ER stress markers and BH3-only proteins are elevated in human H. pylori-infected mucosa.
(A) mRNA was extracted from the biopsy specimen of H. pylori-negative and -positive gastric mucosa. Real-time PCR to quantify GRP78 mRNA expression was performed on the samples. Differences between groups were compared by using an unpaired two-tailed t-test. p<0.01, H. pylori-negative samples vs H. pylori-positive samples. H. pylori (−) n = 14, H. pylori (+) n = 22. (B) Immunohistochemistry of GRP78 in human gastric mucosa. GRP78 is identified by brown peroxidase staining. Right panel shows H. pylori-infected gastric mucosa (strong-positive GRP78 signal throughout the epithelium) and left panel shows healthy H. pylori-negative gastric mucosa (a lower GRP78 signal).
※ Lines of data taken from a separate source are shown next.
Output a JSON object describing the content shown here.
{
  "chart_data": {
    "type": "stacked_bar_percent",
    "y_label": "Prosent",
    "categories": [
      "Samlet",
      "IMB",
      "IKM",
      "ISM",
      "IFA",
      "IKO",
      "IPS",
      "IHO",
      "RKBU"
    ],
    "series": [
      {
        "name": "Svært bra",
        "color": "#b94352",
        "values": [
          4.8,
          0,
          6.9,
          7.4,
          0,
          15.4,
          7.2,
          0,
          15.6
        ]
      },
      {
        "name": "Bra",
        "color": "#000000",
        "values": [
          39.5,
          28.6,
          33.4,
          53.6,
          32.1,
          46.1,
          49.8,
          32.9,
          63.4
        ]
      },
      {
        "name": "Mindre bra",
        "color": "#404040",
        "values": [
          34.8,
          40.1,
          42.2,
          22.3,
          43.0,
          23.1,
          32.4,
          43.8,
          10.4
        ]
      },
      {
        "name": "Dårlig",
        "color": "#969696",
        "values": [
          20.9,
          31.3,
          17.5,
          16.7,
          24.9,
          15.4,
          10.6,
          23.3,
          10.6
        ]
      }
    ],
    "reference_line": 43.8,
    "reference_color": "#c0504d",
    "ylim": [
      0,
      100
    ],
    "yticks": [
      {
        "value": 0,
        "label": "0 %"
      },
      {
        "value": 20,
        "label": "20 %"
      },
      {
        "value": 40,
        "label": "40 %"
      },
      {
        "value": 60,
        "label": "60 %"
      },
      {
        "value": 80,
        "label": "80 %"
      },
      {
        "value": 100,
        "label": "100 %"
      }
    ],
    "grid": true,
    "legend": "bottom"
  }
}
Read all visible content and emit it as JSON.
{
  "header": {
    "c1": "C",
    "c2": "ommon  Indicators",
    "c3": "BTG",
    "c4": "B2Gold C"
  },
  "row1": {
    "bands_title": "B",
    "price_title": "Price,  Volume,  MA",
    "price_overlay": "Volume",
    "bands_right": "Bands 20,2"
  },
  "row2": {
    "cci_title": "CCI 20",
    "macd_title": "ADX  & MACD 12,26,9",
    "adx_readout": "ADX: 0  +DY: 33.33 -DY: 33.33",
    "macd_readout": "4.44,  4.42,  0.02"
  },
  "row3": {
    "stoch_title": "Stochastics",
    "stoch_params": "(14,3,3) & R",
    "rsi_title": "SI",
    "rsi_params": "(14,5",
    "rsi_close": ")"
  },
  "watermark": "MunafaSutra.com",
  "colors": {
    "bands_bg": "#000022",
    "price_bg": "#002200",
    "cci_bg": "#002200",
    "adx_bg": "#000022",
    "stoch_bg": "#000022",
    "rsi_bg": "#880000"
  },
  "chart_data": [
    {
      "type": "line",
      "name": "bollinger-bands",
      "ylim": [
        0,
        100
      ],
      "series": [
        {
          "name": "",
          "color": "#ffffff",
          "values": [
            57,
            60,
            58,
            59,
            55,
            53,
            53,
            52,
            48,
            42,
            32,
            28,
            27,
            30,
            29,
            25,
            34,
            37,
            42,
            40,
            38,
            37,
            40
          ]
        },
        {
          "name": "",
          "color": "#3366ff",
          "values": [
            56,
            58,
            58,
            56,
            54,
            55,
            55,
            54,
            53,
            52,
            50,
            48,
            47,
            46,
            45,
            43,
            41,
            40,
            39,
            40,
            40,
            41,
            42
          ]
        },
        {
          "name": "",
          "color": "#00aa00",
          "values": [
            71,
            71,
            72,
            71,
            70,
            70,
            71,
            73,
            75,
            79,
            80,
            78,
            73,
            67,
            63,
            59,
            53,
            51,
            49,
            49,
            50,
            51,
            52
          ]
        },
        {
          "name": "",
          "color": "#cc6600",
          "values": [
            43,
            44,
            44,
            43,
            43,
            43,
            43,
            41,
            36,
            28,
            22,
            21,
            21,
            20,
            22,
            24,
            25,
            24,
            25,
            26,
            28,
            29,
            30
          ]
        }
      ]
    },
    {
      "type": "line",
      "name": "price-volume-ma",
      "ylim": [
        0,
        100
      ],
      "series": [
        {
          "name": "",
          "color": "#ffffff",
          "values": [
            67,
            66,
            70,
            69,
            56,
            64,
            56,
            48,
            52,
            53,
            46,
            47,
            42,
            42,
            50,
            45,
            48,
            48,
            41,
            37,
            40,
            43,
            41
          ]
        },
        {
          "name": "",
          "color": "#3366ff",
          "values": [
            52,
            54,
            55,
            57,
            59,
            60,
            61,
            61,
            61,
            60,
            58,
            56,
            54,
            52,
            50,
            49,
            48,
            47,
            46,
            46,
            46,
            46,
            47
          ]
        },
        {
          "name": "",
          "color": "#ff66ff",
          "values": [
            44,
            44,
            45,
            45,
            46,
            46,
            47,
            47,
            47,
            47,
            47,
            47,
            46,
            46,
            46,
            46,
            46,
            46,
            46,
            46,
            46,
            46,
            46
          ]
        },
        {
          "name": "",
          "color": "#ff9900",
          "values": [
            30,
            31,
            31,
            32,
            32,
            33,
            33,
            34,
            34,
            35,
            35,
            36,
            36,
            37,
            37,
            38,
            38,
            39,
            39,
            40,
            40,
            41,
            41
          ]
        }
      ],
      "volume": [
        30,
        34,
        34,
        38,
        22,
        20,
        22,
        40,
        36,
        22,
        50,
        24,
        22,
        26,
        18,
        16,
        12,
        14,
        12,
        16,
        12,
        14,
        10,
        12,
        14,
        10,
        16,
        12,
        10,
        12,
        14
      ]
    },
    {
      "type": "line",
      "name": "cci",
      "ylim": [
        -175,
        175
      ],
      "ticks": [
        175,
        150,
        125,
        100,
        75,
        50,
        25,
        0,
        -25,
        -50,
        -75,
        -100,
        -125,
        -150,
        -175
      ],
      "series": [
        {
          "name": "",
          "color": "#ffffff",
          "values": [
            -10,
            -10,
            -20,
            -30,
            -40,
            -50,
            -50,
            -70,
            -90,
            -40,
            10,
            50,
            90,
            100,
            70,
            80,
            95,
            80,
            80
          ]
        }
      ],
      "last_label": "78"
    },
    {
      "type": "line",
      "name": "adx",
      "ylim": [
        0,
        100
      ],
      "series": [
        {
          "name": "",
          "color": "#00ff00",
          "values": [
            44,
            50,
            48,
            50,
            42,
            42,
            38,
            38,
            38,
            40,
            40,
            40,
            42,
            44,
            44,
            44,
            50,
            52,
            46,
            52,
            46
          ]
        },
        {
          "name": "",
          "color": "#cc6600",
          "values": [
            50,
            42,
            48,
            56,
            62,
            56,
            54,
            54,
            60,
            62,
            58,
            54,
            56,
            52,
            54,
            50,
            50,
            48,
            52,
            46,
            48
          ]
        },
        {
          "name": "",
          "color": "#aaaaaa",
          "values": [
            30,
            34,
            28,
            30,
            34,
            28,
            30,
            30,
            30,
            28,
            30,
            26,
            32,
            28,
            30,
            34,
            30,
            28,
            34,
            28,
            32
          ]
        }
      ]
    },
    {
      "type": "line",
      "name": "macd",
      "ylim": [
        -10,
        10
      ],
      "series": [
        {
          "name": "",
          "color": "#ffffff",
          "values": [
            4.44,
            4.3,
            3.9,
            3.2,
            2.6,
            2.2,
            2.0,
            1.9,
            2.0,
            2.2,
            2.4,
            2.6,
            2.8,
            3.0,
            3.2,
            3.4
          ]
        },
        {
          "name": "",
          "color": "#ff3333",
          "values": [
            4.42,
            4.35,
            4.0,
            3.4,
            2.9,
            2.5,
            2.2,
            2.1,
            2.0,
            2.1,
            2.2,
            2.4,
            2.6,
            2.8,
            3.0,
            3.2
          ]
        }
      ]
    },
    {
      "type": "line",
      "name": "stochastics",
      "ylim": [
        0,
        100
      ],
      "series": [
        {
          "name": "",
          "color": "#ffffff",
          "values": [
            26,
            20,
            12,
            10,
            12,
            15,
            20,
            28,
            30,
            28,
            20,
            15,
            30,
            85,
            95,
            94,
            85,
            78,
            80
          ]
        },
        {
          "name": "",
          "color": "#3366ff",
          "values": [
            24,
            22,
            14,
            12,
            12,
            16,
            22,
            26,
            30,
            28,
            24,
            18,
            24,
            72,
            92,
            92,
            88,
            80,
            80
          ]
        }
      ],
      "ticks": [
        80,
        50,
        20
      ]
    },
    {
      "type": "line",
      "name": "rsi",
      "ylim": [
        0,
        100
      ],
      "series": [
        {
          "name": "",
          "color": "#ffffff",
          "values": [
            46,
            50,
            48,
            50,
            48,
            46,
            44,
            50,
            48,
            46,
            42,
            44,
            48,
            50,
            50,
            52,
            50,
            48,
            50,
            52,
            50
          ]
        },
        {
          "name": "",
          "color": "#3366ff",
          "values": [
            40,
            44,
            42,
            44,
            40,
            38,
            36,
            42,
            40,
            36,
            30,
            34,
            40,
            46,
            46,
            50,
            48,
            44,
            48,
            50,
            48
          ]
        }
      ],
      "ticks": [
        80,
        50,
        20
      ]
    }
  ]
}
Original magnification was 40×. (C) mRNA was extracted from the biopsy specimen of H. pylori-negative and -positive gastric mucosa. Real-time PCR of Bim (left panel) and PUMA (right panel) was performed on the samples. Differences between groups were compared by using an unpaired two-tailed t-test. H. pylori (−) n = 14, H. pylori (+) n = 22, *p<0.001, **p<0.05, H. pylori negative samples vs H. pylori positive samples.